9. Close To You

178 23 1
                                    

Mataku menyipit saat wajahku diterpa sinar matahari. Aku menghapus keringat yang mengalir di dahiku dengan handuk kecil yang aku bawa. Pandanganku beredar di sekitar taman untuk mencari bangku kosong, hingga berhenti di satu bangku yang berada di sudut taman. Aku duduk dan bersandar pada sandaran besi bangku dan mulai mengatur napasku yang naik turun dengan cepat setelah berlari-lari mengitari taman. Rasanya, sudah lama sekali tidak berolahraga sampai secapek ini. Tanganku membuka botol air mineral dan meminumnya sampai habis. Olahraga ini benar-benar membuang banyak cairan di tubuhku hingga terasa sangat haus.

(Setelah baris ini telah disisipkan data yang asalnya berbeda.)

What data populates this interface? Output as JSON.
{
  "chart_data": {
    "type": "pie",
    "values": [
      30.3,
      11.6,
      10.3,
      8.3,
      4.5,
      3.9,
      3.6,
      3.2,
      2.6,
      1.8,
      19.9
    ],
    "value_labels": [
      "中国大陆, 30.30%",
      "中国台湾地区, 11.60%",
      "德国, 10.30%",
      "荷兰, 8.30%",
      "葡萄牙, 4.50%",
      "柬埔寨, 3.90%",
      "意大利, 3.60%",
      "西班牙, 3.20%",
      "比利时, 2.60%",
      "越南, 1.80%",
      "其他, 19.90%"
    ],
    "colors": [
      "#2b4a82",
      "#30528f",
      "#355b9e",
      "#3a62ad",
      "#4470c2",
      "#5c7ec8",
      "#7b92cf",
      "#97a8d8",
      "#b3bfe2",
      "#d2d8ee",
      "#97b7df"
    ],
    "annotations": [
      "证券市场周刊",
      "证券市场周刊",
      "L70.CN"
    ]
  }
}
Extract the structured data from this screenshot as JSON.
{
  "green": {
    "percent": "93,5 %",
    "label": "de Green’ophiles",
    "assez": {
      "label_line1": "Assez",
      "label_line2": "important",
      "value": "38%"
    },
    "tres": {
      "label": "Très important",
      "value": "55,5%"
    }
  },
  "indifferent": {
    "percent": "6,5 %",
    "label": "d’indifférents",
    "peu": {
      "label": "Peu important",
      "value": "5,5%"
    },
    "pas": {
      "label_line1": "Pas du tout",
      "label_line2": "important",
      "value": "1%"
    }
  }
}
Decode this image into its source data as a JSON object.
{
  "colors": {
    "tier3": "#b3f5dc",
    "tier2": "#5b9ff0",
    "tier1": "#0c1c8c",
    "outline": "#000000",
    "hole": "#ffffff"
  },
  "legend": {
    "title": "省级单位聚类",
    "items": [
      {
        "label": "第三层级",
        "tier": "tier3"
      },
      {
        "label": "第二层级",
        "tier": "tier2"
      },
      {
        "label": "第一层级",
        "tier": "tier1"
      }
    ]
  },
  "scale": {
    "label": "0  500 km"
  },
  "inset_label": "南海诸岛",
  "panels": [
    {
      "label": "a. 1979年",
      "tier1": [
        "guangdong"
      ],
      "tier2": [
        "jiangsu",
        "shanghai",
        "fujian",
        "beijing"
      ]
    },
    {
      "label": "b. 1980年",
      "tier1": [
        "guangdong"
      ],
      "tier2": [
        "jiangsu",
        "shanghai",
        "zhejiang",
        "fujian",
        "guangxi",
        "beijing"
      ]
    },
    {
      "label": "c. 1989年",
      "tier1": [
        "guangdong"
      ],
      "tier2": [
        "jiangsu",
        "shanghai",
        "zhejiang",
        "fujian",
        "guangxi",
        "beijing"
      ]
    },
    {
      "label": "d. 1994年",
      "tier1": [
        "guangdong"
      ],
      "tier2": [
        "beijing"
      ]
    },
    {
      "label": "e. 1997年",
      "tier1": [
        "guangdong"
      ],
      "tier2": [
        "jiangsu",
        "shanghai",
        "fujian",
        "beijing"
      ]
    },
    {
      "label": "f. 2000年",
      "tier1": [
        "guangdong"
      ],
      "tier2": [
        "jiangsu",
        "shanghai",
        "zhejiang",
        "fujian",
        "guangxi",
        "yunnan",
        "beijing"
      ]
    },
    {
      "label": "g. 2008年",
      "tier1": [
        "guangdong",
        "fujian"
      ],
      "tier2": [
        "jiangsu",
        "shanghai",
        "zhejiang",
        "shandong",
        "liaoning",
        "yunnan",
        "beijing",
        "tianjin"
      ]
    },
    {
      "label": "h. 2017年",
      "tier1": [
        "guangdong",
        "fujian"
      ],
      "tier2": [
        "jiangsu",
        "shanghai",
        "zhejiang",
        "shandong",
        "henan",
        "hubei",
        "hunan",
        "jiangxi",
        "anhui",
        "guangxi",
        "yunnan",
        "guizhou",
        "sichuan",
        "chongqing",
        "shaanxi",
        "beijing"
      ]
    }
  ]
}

Tanganku melepas earphone yang menggantung di telinga lalu mulai melihat pesan yang masuk. Salah satunya pesan dari Ale. Dia baru saja sampai di Jogja dan sudah dijemput Papanya. Lalu menggeser layar lagi dan menemukan pesan dari Zoe. Bibirku tertarik ke samping saat membacanya. Rasa lelah yang tadi terasa juga mendadak hilang, karena aku langsung bisa beranjak dari bangku dan berjalan kembali ke apartemen. Zoe ingin bertemu denganku siang ini. Dia menagih janjiku yang akan memasakkan makanan untuknya.

-00-

Mata yang berbinar itu lagi. Juga, senyum menawan yang menunjukkan lesung pipinya. Wajah sempurna itulah yang selalu ditunjukkannya di depanku. Bahkan, hanya dengan mencicipi seporsi pasta dengan saus blackpepper dan daging. Dia bahkan berkali-kali memuji masakanku. 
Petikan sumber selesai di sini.